José de Arimatea pide el cuerpo de Jesús y lo coloca en un sepulcro. Las mujeres que habían venido con Jesús desde Galilea siguen de cerca, ven dónde lo colocan, y regresan a preparar especias. Y el texto termina con tres palabras: “reposaron el sábado.”
Preguntas para reflexionar
- Los discípulos no sabían que habría resurrección al día siguiente. Vivieron ese sábado sin saber el final. ¿Cómo crees que fue ese día para ellos?
- Nosotros conocemos el final, pero a veces vivimos como si no lo supiéramos, con miedo y desesperanza. ¿En qué área de tu vida necesitas recordar que Dios no ha dicho la última palabra?
- El Sábado Santo es un día de espera. ¿Qué significa esperar en Dios cuando todo parece oscuro y quieto?
Guía de oración
- Alabanza: Señor, tú eres el Dios que actúa incluso en el silencio. Te alabamos porque cuando todo parecía terminado, tú estabas trabajando.
- Confesión: Perdónanos por las veces que hemos dudado de ti en los momentos oscuros, como si la tumba fuera la última palabra.

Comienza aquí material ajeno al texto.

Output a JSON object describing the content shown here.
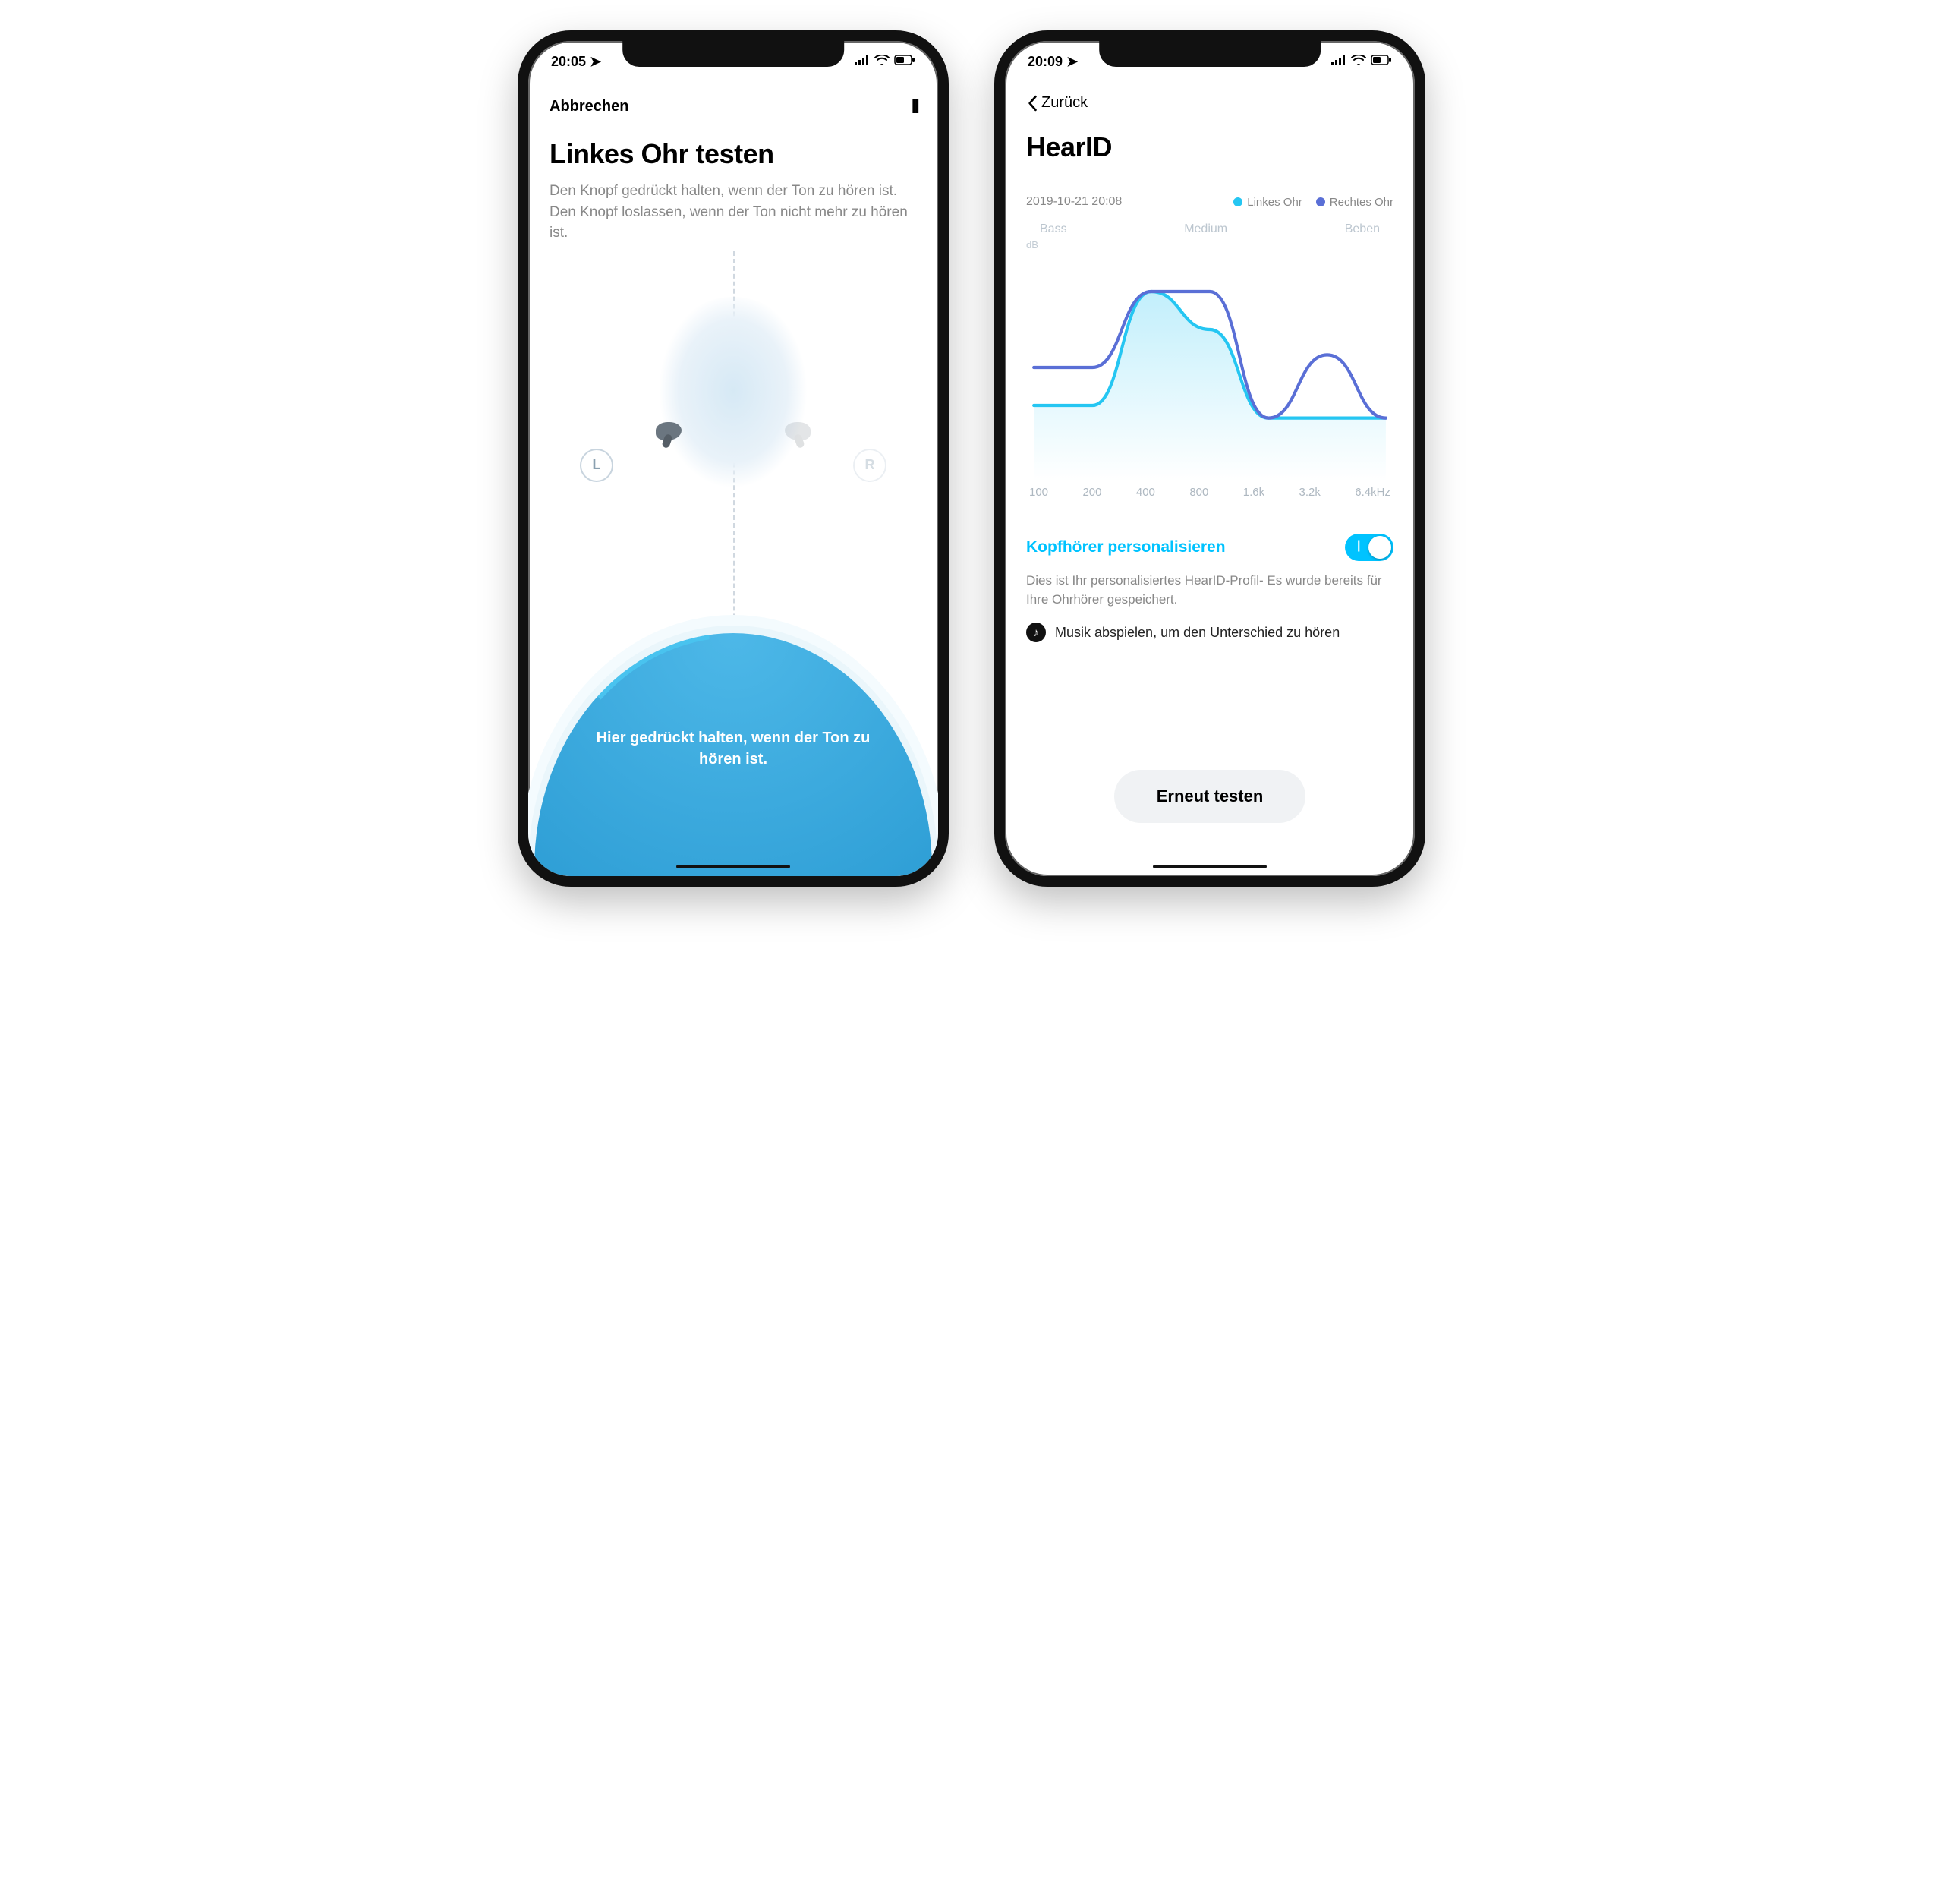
{
  "left": {
    "status": {
      "time": "20:05",
      "locIcon": "➤",
      "signal": "•ıl",
      "wifi": "wifi",
      "battery": "batt"
    },
    "nav": {
      "cancel": "Abbrechen",
      "pause": "II"
    },
    "title": "Linkes Ohr testen",
    "instr1": "Den Knopf gedrückt halten, wenn der Ton zu hören ist.",
    "instr2": "Den Knopf loslassen, wenn der Ton nicht mehr zu hören ist.",
    "earL": "L",
    "earR": "R",
    "hold": "Hier gedrückt halten, wenn der Ton zu hören ist."
  },
  "right": {
    "status": {
      "time": "20:09",
      "locIcon": "➤"
    },
    "nav": {
      "back": "Zurück"
    },
    "title": "HearID",
    "timestamp": "2019-10-21 20:08",
    "legend": {
      "left": "Linkes Ohr",
      "right": "Rechtes Ohr"
    },
    "colors": {
      "left": "#25c6f2",
      "right": "#5a6fd6"
    },
    "bands": {
      "low": "Bass",
      "mid": "Medium",
      "high": "Beben"
    },
    "dbLabel": "dB",
    "xticks": [
      "100",
      "200",
      "400",
      "800",
      "1.6k",
      "3.2k",
      "6.4kHz"
    ],
    "toggleLabel": "Kopfhörer personalisieren",
    "toggleOn": true,
    "desc": "Dies ist Ihr personalisiertes HearID-Profil- Es wurde bereits für Ihre Ohrhörer gespeichert.",
    "music": "Musik abspielen, um den Unterschied zu hören",
    "retest": "Erneut testen"
  },
  "chart_data": {
    "type": "line",
    "title": "HearID",
    "xlabel": "Hz",
    "ylabel": "dB",
    "x": [
      100,
      200,
      400,
      800,
      1600,
      3200,
      6400
    ],
    "ylim": [
      -6,
      12
    ],
    "series": [
      {
        "name": "Linkes Ohr",
        "color": "#25c6f2",
        "values": [
          0,
          0,
          9,
          6,
          -1,
          -1,
          -1
        ]
      },
      {
        "name": "Rechtes Ohr",
        "color": "#5a6fd6",
        "values": [
          3,
          3,
          9,
          9,
          -1,
          4,
          -1
        ]
      }
    ]
  }
}
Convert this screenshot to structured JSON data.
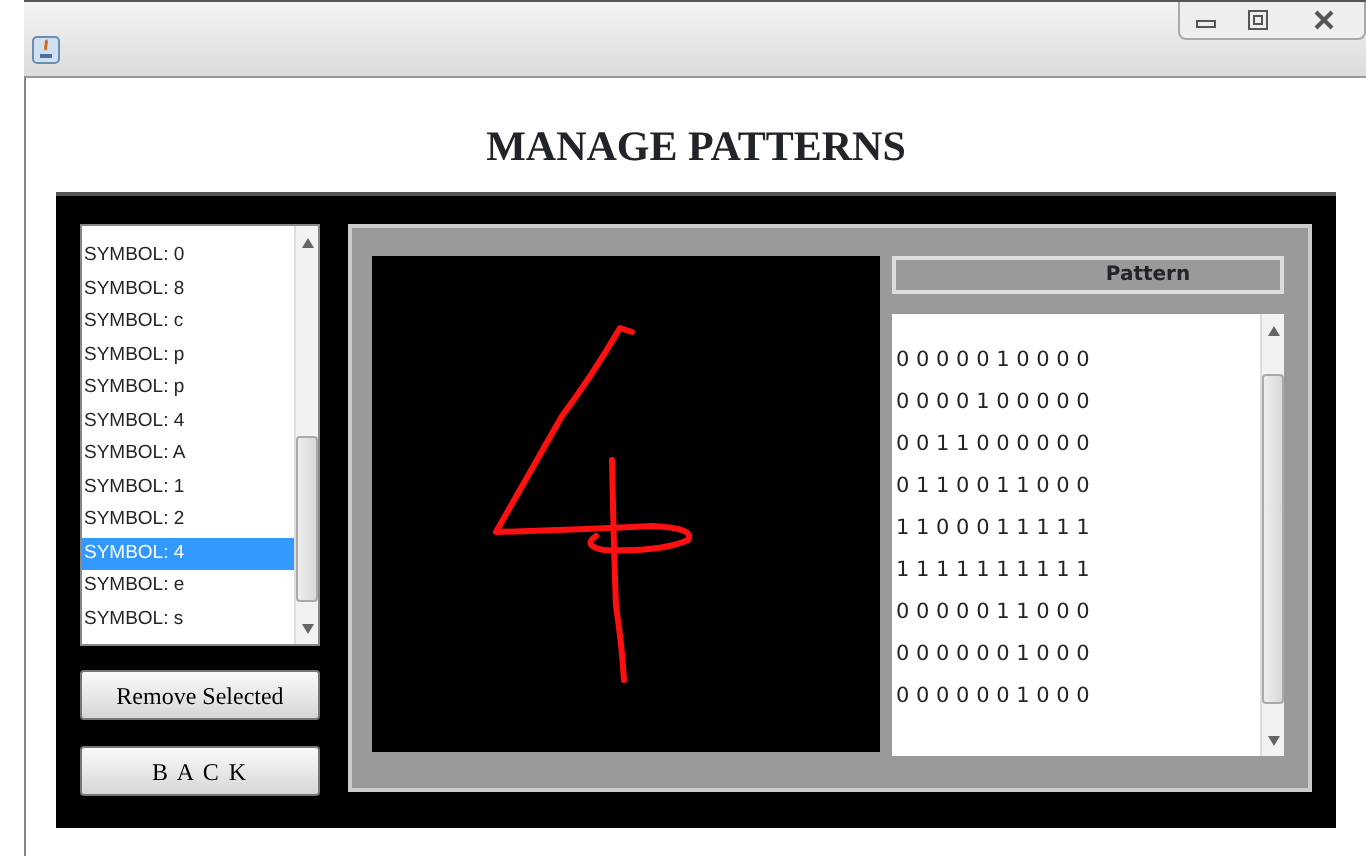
{
  "heading": "MANAGE PATTERNS",
  "symbols": [
    {
      "label": "SYMBOL: 0",
      "selected": false
    },
    {
      "label": "SYMBOL: 8",
      "selected": false
    },
    {
      "label": "SYMBOL: c",
      "selected": false
    },
    {
      "label": "SYMBOL: p",
      "selected": false
    },
    {
      "label": "SYMBOL: p",
      "selected": false
    },
    {
      "label": "SYMBOL: 4",
      "selected": false
    },
    {
      "label": "SYMBOL: A",
      "selected": false
    },
    {
      "label": "SYMBOL: 1",
      "selected": false
    },
    {
      "label": "SYMBOL: 2",
      "selected": false
    },
    {
      "label": "SYMBOL: 4",
      "selected": true
    },
    {
      "label": "SYMBOL: e",
      "selected": false
    },
    {
      "label": "SYMBOL: s",
      "selected": false
    }
  ],
  "buttons": [
    "Remove Selected",
    "B A C K"
  ],
  "pattern_header": "Pattern",
  "pattern_rows": [
    "0 0 0 0 0 1 0 0 0 0",
    "0 0 0 0 1 0 0 0 0 0",
    "0 0 1 1 0 0 0 0 0 0",
    "0 1 1 0 0 1 1 0 0 0",
    "1 1 0 0 0 1 1 1 1 1",
    "1 1 1 1 1 1 1 1 1 1",
    "0 0 0 0 0 1 1 0 0 0",
    "0 0 0 0 0 0 1 0 0 0",
    "0 0 0 0 0 0 1 0 0 0"
  ]
}
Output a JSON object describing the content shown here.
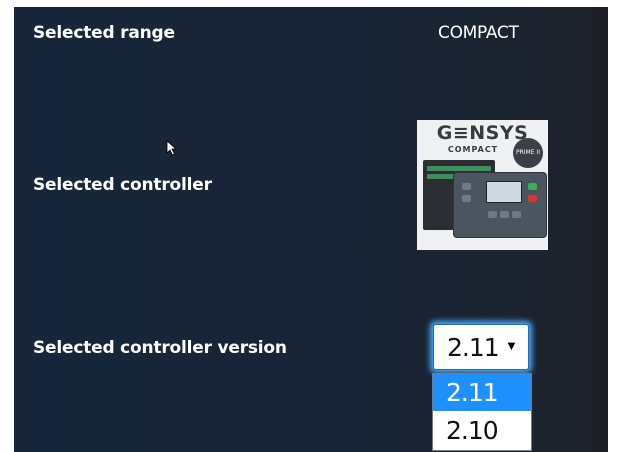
{
  "rows": {
    "range_label": "Selected range",
    "range_value": "COMPACT",
    "controller_label": "Selected controller",
    "version_label": "Selected controller version"
  },
  "product": {
    "brand": "G≡NSYS",
    "subtitle": "COMPACT",
    "badge": "PRIME II"
  },
  "version_select": {
    "selected": "2.11",
    "options": [
      "2.11",
      "2.10"
    ],
    "highlighted_index": 0
  },
  "colors": {
    "panel_bg": "#182536",
    "select_focus": "#49a9ff",
    "option_highlight": "#1e90ff"
  }
}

- Petición: Que mañana, cuando celebremos la resurrección, no sea solo una tradición, que sea la alegría de personas que realmente creyeron en el sábado oscuro que el domingo vendría.
Una palabra final
Esta semana nos lleva de una entrada triunfal a un sepulcro sellado. Pero el sepulcro no es el final. El mismo Lucas que narra la muerte de Jesús es el que nos dice que las mujeres encontraron la tumba vacía y escucharon las palabras más importantes de la historia:
“¿Por qué buscan entre los muertos al que vive? No está aquí, sino que ha resucitado.” — Lucas 24:5–6 (NBLA)
Él vino. Él vive.
Que esta Semana Santa no sea solo un recuerdo sino un encuentro.